- Written by: Hubert Gendron Andrea Thiel André Royer Jacqueline Dubé-Corkery
- Directed by: Jackie Corkery
- Starring: Judith M. Atkinson; Lucien Bouchard; Henry Champ; Jean Chrétien; Jacques Parizeau; Brian Tobin; Daniel Johnson Jr.; Jean Charest; Frank McKenna;
- Country of origin: Canada
- Original language: English

Production
- Producers: Susan Dando Hubert Gendron Mark Starowicz
- Running time: 200 minutes
- Production company: CBC Television

Original release
- Release: October 30, 2005

= Breaking Point (2005 film) =

2005 Canadian television film

Breaking Point (French: Point de rupture) is a Canadian documentary film, released in 2005. Aired on CBC Television in English and on Radio-Canada in French and released to mark the tenth anniversary of the 1995 Quebec sovereignty referendum, the film explored the dynamics of the referendum campaign through interviews with and news clips of several of the major players on both sides of the debate.

The two-part film aired on SRC in September 2005, and on CBC in October. It has also been released on DVD.

== Synopsis ==
The two-part documentary focuses on the battle between the Federalist camp led by Jean Chrétien representing the "No-side" vote regarding Quebec Sovereignty as they go against the "Yes-side", led by Lucien Bouchard and Jacques Parizeau promoting a sovereignty society separate from Canada.

== Film Content ==
Part-one of the CBC Documentary Breaking Point goes behind the scenes of the 1995 Quebec Referendum. The documentary outlines the Quebec sovereigntist campaign after they were defeated by the Federalist in the 1980 referendum. Part-one highlights the successes and struggles of the Quebec Sovereignty movement as Jacques Parizeau, former Premier of Quebec who led the 1980 Quebec Referendum, had been forced to hand the initially struggling 'Yes camp' to the more-popular Lucien Bouchard, member of the Bloc Quebecois. In this, the documentary shows the struggles of Quebec trying to obtain outside support from other countries such as; United States and France. Support inside their province becomes a challenge as groups such as; James Bay Cree and French-Canadians are skeptic regarding what the future would look like in the absence of Canada.

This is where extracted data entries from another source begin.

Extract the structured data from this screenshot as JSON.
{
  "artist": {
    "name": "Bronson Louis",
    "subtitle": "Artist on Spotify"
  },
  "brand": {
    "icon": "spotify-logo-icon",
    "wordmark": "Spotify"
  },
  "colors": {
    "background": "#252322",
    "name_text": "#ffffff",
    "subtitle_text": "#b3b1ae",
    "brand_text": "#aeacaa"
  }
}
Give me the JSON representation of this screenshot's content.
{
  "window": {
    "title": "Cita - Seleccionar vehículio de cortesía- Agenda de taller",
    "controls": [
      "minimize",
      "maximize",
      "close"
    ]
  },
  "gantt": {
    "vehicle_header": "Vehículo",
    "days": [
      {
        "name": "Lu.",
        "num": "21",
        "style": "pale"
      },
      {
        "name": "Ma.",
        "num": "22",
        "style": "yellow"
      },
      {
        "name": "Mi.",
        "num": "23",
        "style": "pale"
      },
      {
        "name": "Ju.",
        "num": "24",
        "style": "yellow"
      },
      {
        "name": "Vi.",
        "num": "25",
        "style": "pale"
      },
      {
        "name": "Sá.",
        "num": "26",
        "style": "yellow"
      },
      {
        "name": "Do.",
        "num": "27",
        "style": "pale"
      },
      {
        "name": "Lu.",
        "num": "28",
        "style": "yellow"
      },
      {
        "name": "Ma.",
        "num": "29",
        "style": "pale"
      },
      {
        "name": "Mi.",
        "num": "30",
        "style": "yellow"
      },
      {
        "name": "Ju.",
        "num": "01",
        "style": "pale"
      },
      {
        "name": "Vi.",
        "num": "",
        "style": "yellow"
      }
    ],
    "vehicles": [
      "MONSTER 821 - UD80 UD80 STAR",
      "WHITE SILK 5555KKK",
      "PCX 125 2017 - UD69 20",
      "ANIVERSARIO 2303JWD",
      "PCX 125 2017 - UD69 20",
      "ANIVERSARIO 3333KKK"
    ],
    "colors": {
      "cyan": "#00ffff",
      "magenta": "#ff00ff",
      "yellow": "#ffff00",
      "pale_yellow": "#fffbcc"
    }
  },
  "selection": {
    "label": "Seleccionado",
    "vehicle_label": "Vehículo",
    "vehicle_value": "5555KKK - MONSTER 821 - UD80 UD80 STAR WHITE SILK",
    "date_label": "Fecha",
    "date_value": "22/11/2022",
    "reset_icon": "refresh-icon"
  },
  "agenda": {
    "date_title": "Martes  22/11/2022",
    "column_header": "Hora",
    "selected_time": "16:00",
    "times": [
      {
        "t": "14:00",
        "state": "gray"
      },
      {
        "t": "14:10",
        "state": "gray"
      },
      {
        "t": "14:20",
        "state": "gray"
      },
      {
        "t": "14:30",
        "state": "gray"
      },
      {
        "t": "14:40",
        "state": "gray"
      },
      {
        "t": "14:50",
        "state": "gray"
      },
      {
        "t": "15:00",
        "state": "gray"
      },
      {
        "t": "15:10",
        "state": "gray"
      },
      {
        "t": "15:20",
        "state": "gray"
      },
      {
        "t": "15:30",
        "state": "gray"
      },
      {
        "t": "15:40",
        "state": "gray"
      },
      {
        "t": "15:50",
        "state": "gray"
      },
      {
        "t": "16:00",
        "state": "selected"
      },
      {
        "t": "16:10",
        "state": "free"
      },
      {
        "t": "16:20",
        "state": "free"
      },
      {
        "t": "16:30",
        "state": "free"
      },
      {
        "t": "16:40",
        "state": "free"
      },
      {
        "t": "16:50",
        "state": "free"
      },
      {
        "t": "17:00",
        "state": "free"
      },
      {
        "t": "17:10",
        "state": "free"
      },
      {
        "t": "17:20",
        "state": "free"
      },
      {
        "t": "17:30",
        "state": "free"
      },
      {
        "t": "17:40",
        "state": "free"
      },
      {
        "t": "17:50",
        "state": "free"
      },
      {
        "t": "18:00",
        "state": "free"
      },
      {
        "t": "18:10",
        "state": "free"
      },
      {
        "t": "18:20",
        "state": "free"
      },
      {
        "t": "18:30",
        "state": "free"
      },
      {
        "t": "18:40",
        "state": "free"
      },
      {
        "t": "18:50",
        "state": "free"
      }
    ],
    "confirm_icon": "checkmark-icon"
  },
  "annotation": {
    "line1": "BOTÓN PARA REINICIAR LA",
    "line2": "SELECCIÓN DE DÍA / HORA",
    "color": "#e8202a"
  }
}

Part-two focuses on the head-to-head battle between Jean Chretien and Lucien Bouchard as both leaders campaign to their supporter's weeks before the 1995 referendum vote. In Part two, the United States showed their support for Chretien's Federalist campaign and the James Bay Cree hold a referendum deciding whether they want to separate from Canada alongside Quebec. Ultimately, Jean Chretien and Lucien Bouchard are left to give their final speeches before fate is determined on October 30, 1995, as the population of Quebec vote to decide whether they should separate, or remain a part of Canada.

=== The "No-side" ===
Known as the Federalist camp voting "No" to Quebec Sovereignty in the 1995 referendum led by Jean Chretien and the Quebec Liberal Party.

=== The "Yes-side" ===
Consisted of the individuals of the Quebec population in favor of separating from Canada. This campaign was led by Jacques Parizeau and Lucien Bouchard promoting the "Yes-side" campaign.

== James Bay Cree Referendum ==
The James Bay Cree held a referendum to decide if their territory should remain a part of Canada should Québec vote to separate in its own forthcoming referendum. This three-day referendum was a result of the First Nations of James Bay Cree "who are requesting the same recognition" like Quebec for a distinct society during the Quebec referendum years. They do this because they are worried about what the future holds if Quebec separates from Canada. CBC Documentary Breaking Point highlights that the "Cree is determined to have their own referendum and they intend to be the masters of their own future". The referendum is based on one question, "Do you consent the government of Quebec separates the James Bay Cree and create traditional territory from Canada in the event of a yes vote in the Quebec referendum?" This situation put Canada in a difficult position because they now have to vote on Quebec and James Bay Cree. Once the votes were polled, 77% of the eligible members of the Cree ended up voting and the majority vote was to stay with Canada.

== 1995 Quebec Referendum ==
Following the 1980 Quebec Referendum, the 1995 Quebec referendum was the second time that Canadian citizen residents of Quebec would vote whether the province of Quebec would declare national sovereignty and become an independent country or continue to be a cooperative partner as a province within Canadian borders.